実は、来週行われる茨城県のシクロクロスの全日本選手権は、弊社で研修を受けた Flecha さんが、弊社機材を使って計測オペレートを行います。日本でもトップクラスのシクロクロス計測数だと思いますので、シクロクロスでタイム計測を考えているオーガナイザーがいればご相談ください。AJOCCのWEBサイトへデータを送る「CYCLOX」などもワンクリックでデータ生成ができるようになっています。
WEB速報も来週実施されますのでぜひ御覧ください。
(要因4)参加者が計測チップを正しい位置にセットしていない
レース経験者でもたまにある「チップつけ忘れ」も含めて、正しい計測位置に計測チップがついていないとセンサーが反応しません。日本の場合海外と比べ「電波法」が厳しく250mW、特定条件下でも1Wまでと出力制限があります(海外は5Wなどが普通)ロードレース経験者は、フロントフォークに装着するものとわかっていますが、初参加の方は、わからずにサドルの下に巻き付けていたり、ステムに巻き付けていたりすることが結構あります。
我々が競技管理するツールドふくしまのサイトに
https://tour-de-fukushima.jp/before_entry/
参加前の確認事項というページがありチップの装着位置なども記載してあります。ご参考までに。
今年のあぶくま洞HCでもレース初参加と思われるグループが「サドル下」につけていることを発見しました。JBCFなどの経験者向けのロードレースでは、上級者ほどルールの「抜け穴」を探してきますが、大多数の市民レーサーは「大会要項」を読まないことを肌で感じているので裏方の方が、参加者の競技レベルに合わせた対応をしているのが現実です。

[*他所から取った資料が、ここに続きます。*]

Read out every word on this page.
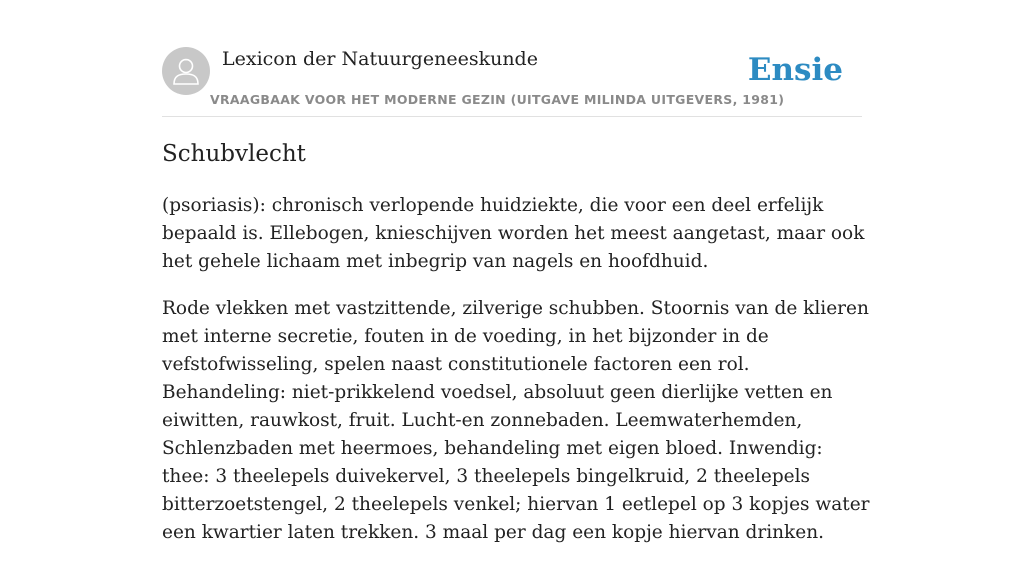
Lexicon der Natuurgeneeskunde
VRAAGBAAK VOOR HET MODERNE GEZIN (UITGAVE MILINDA UITGEVERS, 1981)
Ensie
Schubvlecht

(psoriasis): chronisch verlopende huidziekte, die voor een deel erfelijk bepaald is. Ellebogen, knieschijven worden het meest aangetast, maar ook het gehele lichaam met inbegrip van nagels en hoofdhuid.

Rode vlekken met vastzittende, zilverige schubben. Stoornis van de klieren met interne secretie, fouten in de voeding, in het bijzonder in de vefstofwisseling, spelen naast constitutionele factoren een rol. Behandeling: niet-prikkelend voedsel, absoluut geen dierlijke vetten en eiwitten, rauwkost, fruit. Lucht-en zonnebaden. Leemwaterhemden, Schlenzbaden met heermoes, behandeling met eigen bloed. Inwendig: thee: 3 theelepels duivekervel, 3 theelepels bingelkruid, 2 theelepels bitterzoetstengel, 2 theelepels venkel; hiervan 1 eetlepel op 3 kopjes water een kwartier laten trekken. 3 maal per dag een kopje hiervan drinken.
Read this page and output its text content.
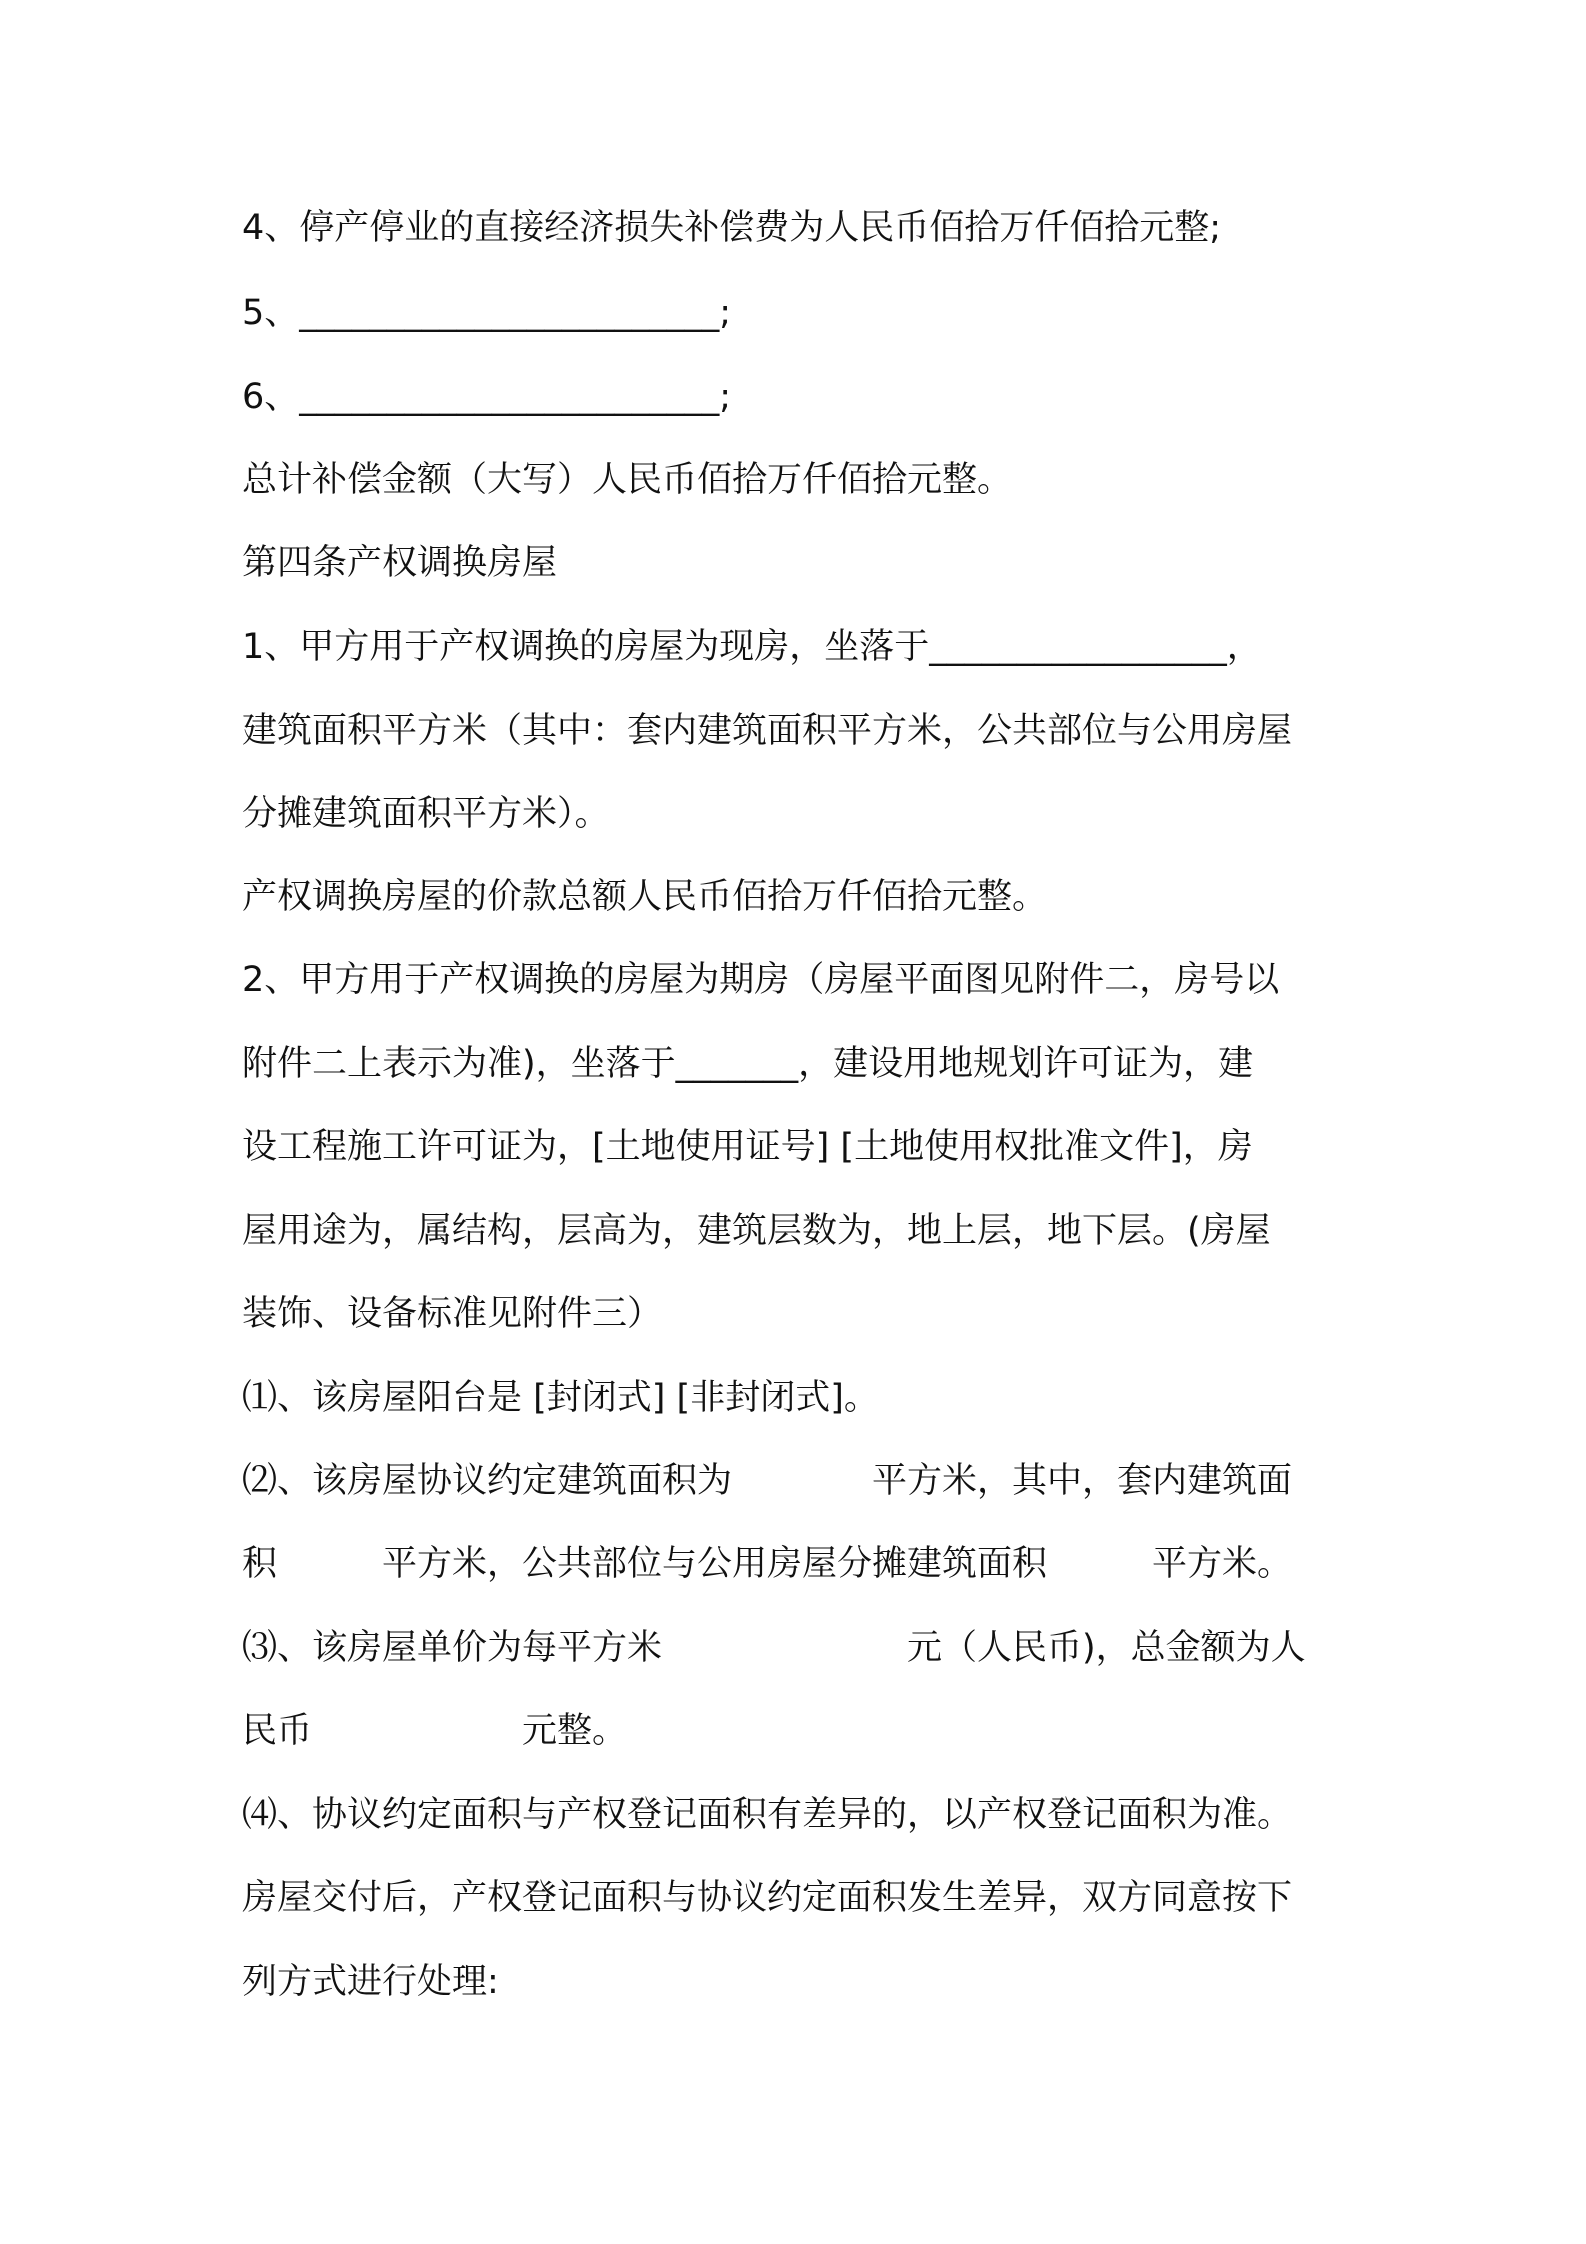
4、停产停业的直接经济损失补偿费为人民币佰拾万仟佰拾元整;
5、________________________;
6、________________________;
总计补偿金额（大写）人民币佰拾万仟佰拾元整。
第四条产权调换房屋
1、甲方用于产权调换的房屋为现房，坐落于_________________，
建筑面积平方米（其中：套内建筑面积平方米，公共部位与公用房屋
分摊建筑面积平方米）。
产权调换房屋的价款总额人民币佰拾万仟佰拾元整。
2、甲方用于产权调换的房屋为期房（房屋平面图见附件二，房号以
附件二上表示为准)，坐落于_______，建设用地规划许可证为，建
设工程施工许可证为，[土地使用证号] [土地使用权批准文件]，房
屋用途为，属结构，层高为，建筑层数为，地上层，地下层。(房屋
装饰、设备标准见附件三）
⑴、该房屋阳台是 [封闭式] [非封闭式]。
⑵、该房屋协议约定建筑面积为　　　　平方米，其中，套内建筑面
积　　　平方米，公共部位与公用房屋分摊建筑面积　　　平方米。
⑶、该房屋单价为每平方米　　　　　　　元（人民币)，总金额为人
民币　　　　　　元整。
⑷、协议约定面积与产权登记面积有差异的，以产权登记面积为准。
房屋交付后，产权登记面积与协议约定面积发生差异，双方同意按下
列方式进行处理:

ビギナー向けヒルクライムでは「ステムやサドルに巻き付ける方もいるであろう」と、できる範囲で出力を最大にしてトラブルをできるだけ起こさないようにしています。シクロクロスでは、車体交換もありえるためアンクルバンドで計測チップを装着しますが、どの大会でも付け忘れはゼロではないというのが現実です。現場を熟知した主催サイドはトラブル回避のためにチップ付け忘れたら記録なしを要項に記載している方もいました。経験上、付け忘れた人が俺の順位ないんだけど・・・と言ってくることが多いです。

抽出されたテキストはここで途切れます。